November 12, 2020 at 8:07 pm | Posted in Reviews | Leave a comment

Pure Rave: community Comparator Night at Don’s

Detroit collective Pure Rave make oblong rhythmic improvisation collages using multiple turntables, prepared records, effects, and drum machines. They were basically the house band at the Trip Metal Fests a few years ago, and while they seem perfectly fitting within that context, they’re highly confounding outside of it. One of the members once told me about the time they spun in between sets when Yellowman played at El Club, and angry patrons were all “We paid to hear reggae music tonight!”, and they still weren’t feeling it when the DJs played a Scientist record instead. Anyway, Pure Rave recently put a few things up on Bandcamp, starting with a live gig at Donovan’s Pub from earlier this year which featured Cy Tulip and Dave Shettler on Modular Synth. Basically, they recorded a multi-hour session, cut it into chunks, titled them, and arranged them in mostly alphabetical order, so some bits re-emerge at different parts of the album, making it more indeterminate than it already would be. Throughout the album you hear old techno, house, reggae, jazz, and R&B records hobbling in circles, sometimes creating counterrhythms when the records skip. At some points, they’ll just happen upon a perfect vocal/beat sample loop and just go to town with it, dousing it with echo and effects — try not to smile during “Meowdular RnB”. The sequence of “Trip” tracks (and really any other ones that sound like hybrid genres) all point to possible new directions for a successor to Trip Metal, further applying the already limitless concept to other corners of the musical map.

Pure Rave: № 113

A much more concentrated burst of Pure Rave NRG was released on cassette and Bandcamp by Nostilevo. № 113 is 24 minutes of electro claptrap broken breakdance, convoluted tekno acid bells, and a welcome burst of technofied African Head Charge. The B-side is a freewheeling, head-spinning highlight which starts to feel like it’s digesting itself after a while, before youthful voices clamber out, and then it flows into trip rave mode.

Model Home x Pure Rave

Additionally, Pure Rave were handed two copies of DC noise-rap duo Model Home‘s One Year record on Disciples, and the label released a mixtape of the results.

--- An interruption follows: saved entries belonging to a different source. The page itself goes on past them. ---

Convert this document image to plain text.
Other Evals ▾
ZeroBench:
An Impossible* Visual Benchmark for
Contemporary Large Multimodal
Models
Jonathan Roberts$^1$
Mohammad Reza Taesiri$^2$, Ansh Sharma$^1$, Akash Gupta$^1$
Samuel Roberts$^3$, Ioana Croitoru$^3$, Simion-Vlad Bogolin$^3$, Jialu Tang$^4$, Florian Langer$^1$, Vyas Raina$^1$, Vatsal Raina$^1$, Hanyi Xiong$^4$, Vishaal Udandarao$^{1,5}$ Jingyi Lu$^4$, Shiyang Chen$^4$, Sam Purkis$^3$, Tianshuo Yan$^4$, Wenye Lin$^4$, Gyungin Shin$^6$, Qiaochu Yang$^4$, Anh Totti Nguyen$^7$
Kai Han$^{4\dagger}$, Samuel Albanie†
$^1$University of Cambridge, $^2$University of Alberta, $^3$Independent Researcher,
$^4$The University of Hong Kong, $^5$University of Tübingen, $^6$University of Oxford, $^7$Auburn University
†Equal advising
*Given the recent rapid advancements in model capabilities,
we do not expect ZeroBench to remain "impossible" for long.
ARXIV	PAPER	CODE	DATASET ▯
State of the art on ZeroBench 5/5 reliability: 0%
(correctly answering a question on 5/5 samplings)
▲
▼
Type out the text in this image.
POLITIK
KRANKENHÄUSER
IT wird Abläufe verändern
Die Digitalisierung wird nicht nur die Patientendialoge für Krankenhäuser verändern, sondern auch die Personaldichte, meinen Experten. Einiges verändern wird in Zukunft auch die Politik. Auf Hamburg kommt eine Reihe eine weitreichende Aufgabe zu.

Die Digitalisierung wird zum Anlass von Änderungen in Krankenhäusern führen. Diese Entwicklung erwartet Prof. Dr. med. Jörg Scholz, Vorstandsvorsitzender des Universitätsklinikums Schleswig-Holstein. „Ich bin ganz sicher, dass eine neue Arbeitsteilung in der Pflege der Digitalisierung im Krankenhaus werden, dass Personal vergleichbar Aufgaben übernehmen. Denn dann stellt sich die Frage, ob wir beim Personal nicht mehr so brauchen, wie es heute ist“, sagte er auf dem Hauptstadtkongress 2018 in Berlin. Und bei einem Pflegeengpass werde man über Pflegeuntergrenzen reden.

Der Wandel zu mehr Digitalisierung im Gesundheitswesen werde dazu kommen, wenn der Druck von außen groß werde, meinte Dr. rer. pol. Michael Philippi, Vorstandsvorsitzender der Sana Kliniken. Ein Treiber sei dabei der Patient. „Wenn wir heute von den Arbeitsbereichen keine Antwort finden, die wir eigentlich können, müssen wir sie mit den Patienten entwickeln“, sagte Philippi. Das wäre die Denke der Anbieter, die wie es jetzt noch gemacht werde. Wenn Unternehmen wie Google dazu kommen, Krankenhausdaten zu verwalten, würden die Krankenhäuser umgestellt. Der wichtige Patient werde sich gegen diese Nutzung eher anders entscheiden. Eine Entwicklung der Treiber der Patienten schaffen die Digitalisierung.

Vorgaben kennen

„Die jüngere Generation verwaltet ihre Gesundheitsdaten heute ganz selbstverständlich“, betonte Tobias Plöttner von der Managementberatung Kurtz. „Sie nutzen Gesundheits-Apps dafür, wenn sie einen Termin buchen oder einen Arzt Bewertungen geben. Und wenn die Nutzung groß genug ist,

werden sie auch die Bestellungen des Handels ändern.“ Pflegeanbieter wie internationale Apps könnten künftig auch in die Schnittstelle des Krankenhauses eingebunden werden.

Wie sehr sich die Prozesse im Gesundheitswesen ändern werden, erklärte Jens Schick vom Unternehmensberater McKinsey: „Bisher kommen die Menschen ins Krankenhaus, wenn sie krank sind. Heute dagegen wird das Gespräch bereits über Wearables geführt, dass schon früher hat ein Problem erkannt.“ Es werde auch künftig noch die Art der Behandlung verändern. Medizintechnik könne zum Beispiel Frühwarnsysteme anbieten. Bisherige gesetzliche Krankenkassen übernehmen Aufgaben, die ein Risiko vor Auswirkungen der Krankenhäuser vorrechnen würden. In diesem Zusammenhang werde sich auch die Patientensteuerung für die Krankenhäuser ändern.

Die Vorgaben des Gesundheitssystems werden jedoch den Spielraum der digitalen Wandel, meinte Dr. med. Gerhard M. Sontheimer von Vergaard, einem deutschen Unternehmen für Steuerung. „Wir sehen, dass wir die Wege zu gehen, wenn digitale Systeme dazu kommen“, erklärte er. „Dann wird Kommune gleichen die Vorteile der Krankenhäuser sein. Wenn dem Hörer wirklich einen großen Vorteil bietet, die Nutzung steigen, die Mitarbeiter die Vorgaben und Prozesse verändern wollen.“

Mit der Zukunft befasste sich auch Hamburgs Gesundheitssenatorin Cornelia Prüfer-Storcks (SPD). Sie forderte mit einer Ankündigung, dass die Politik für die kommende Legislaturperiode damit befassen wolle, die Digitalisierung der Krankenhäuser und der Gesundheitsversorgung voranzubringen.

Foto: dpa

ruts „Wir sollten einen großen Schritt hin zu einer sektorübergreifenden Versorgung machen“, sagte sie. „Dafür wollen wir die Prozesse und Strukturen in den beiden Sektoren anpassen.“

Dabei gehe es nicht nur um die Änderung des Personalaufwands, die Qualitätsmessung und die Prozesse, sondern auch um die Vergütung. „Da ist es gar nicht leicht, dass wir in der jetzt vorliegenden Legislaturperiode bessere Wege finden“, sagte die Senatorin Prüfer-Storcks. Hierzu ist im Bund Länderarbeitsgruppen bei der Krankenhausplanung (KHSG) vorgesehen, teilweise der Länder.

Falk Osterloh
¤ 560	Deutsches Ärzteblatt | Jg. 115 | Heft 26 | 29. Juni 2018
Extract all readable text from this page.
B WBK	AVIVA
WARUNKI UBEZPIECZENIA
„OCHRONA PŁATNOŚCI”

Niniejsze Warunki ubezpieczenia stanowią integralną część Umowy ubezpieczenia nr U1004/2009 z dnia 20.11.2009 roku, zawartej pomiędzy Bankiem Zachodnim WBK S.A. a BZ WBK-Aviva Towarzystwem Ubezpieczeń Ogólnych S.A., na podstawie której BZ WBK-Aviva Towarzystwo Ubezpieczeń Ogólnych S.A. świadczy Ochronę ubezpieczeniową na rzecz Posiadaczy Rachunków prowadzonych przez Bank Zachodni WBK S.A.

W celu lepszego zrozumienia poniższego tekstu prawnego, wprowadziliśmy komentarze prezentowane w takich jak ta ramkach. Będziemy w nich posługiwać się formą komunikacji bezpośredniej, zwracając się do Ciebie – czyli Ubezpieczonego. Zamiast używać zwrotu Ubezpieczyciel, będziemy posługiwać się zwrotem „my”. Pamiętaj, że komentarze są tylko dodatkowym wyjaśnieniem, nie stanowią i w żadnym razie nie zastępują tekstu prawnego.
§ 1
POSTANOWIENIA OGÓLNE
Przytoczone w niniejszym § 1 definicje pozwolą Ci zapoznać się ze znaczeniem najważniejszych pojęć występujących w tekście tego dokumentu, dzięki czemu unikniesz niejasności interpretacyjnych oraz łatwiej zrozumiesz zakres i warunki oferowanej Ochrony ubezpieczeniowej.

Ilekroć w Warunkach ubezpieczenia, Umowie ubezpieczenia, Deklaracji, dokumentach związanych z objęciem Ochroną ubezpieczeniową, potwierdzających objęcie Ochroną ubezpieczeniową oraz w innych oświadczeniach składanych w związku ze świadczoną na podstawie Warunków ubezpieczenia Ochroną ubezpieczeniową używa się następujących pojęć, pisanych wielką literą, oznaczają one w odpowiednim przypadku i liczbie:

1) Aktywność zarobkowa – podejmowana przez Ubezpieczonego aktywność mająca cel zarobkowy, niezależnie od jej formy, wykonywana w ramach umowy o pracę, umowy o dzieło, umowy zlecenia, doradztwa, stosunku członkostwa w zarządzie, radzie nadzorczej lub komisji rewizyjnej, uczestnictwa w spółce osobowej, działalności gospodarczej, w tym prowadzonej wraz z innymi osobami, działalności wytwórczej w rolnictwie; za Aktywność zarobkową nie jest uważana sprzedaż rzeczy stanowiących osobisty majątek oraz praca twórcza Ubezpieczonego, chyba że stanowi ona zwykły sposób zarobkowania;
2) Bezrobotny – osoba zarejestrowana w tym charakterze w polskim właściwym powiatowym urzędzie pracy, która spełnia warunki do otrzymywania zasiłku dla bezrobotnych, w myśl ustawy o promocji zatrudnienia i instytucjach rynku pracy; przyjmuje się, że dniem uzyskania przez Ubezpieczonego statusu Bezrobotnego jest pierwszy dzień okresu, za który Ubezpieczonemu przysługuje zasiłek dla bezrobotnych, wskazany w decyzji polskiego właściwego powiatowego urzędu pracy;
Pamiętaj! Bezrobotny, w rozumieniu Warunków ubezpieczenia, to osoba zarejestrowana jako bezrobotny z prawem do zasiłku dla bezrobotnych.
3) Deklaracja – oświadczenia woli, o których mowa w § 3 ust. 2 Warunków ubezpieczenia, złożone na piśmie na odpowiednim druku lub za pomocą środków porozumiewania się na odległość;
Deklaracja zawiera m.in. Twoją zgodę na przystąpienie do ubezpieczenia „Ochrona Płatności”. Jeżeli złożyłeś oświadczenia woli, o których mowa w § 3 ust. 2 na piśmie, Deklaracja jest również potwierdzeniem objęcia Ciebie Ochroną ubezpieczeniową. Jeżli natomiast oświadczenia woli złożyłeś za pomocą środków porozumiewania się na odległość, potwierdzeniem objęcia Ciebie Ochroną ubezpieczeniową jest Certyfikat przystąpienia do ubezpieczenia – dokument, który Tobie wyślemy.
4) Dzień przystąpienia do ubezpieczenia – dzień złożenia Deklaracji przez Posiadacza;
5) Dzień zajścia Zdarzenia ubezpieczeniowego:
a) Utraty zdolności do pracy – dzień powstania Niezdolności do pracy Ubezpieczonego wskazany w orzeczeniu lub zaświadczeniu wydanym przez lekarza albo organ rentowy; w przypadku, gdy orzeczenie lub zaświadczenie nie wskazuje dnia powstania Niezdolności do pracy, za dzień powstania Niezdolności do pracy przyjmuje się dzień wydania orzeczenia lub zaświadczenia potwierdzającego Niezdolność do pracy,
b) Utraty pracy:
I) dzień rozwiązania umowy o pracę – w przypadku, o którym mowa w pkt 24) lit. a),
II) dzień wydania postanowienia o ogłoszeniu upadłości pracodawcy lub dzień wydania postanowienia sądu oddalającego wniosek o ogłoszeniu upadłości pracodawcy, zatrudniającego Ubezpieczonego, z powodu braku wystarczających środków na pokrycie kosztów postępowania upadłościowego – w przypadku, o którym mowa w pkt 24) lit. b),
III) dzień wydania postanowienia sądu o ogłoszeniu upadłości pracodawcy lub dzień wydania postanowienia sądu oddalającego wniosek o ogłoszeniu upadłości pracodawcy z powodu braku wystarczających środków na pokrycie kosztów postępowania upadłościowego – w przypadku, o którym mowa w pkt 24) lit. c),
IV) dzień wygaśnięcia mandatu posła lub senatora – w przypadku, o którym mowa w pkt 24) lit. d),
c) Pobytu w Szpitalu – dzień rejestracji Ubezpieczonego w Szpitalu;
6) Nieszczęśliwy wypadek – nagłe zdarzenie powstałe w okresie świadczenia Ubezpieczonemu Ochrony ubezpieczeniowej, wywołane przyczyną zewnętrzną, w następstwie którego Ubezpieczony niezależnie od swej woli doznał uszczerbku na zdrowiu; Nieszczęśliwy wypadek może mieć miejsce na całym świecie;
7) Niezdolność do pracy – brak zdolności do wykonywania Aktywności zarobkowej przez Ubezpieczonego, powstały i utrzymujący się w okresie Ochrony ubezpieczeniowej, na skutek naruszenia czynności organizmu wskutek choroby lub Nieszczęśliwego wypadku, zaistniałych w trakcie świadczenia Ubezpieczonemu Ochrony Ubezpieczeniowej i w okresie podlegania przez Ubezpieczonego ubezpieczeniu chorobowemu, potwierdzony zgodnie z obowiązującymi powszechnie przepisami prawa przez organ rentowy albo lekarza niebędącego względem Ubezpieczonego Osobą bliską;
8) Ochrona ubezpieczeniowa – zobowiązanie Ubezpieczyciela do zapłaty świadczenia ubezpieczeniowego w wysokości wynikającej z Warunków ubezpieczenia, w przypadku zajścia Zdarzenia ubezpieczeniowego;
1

Model Home x Pure Rave takes the fracture Dadaist rap tracks and holds them in place, turning them into abstract techno building blocks. Beats hobble, pitch-shifted vocal bursts cut in, key phrases from the album jump out and repeat, but clipped and jumbled. It all stops on a dime, seeming to be another slab of an endless mix session. One assumes that Pure Rave could easily fill up an entire evening using the same album as source material.